Relations between the two sides have soured since Tsai took office as president in 2016 and refused to accept the one-China principle.
In addition to poaching five of Taiwan’s allies, Beijing has staged war games around Taiwan to try to intimidate the island and force Tsai to accept the principle – that Taiwan is a part of China that must eventually be reunited with the mainland.
“We certainly believe that coercive means should not be employed to address these concerns,” Christensen said, adding the US is concerned about the cross-strait tensions and the two sides should engage in constructive dialogue to peacefully resolve their differences.
Christensen said in addition to promoting security cooperation, he expected to see great advances in economic ties, people-to-people ties and Taiwan’s role in the global community in the coming year.
He said these areas had been his main priorities since he took over as director of the American Institute in Taiwan, the de facto embassy, in August.
He said the institute was gearing up to celebrate the 40th anniversary of the act, with a series of events for which “certain senior-level figures” would be “encouraged to visit Taiwan” without elaborating further.
Washington does not generally send high-level officials to Taiwan to avoid triggering angry protests from China.

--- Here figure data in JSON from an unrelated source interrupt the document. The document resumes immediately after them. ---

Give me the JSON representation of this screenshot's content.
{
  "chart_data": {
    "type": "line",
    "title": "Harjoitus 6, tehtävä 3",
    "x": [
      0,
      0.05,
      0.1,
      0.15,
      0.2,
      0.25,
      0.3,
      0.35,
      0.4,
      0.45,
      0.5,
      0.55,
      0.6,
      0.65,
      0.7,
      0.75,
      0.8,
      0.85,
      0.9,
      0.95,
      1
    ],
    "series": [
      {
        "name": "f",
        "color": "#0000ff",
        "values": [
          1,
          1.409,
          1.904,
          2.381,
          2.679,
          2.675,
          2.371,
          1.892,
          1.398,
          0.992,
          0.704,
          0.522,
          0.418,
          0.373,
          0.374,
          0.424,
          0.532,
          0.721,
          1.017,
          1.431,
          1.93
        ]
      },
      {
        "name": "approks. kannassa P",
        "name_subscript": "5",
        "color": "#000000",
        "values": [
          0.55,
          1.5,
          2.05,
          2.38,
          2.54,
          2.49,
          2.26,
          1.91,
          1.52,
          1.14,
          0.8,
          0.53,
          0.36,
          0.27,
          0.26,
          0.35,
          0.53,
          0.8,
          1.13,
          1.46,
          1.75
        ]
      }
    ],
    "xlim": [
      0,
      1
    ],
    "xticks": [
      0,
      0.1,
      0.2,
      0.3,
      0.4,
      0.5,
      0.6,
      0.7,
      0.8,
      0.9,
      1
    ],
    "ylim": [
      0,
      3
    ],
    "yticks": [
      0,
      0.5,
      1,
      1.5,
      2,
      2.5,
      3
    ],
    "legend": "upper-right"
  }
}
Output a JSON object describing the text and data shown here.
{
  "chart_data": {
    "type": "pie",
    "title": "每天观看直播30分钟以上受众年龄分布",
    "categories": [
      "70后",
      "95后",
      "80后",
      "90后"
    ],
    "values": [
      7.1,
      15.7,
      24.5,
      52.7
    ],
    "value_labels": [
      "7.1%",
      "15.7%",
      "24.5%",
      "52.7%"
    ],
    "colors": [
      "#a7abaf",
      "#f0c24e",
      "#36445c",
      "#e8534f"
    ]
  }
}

Since President Donald Trump took office in 2017 and adopted a more confrontational stance with China, including the ongoing trade war, he has signed the Taiwan Travel Act and National Defence Authorisation Bill – allowing high-level official and military exchanges – and approving two batches of weapon sales to the island.
While these development appears to be favourable for Taiwan, Shen Lyu-shun, formerly Taiwan’s top envoy to the US, said in terms of economic cooperation, “there has been no progress at all in US-Taiwan Free Trade Agreement talks,” which is what the island needs to counteract the problems caused by the US-China trade war.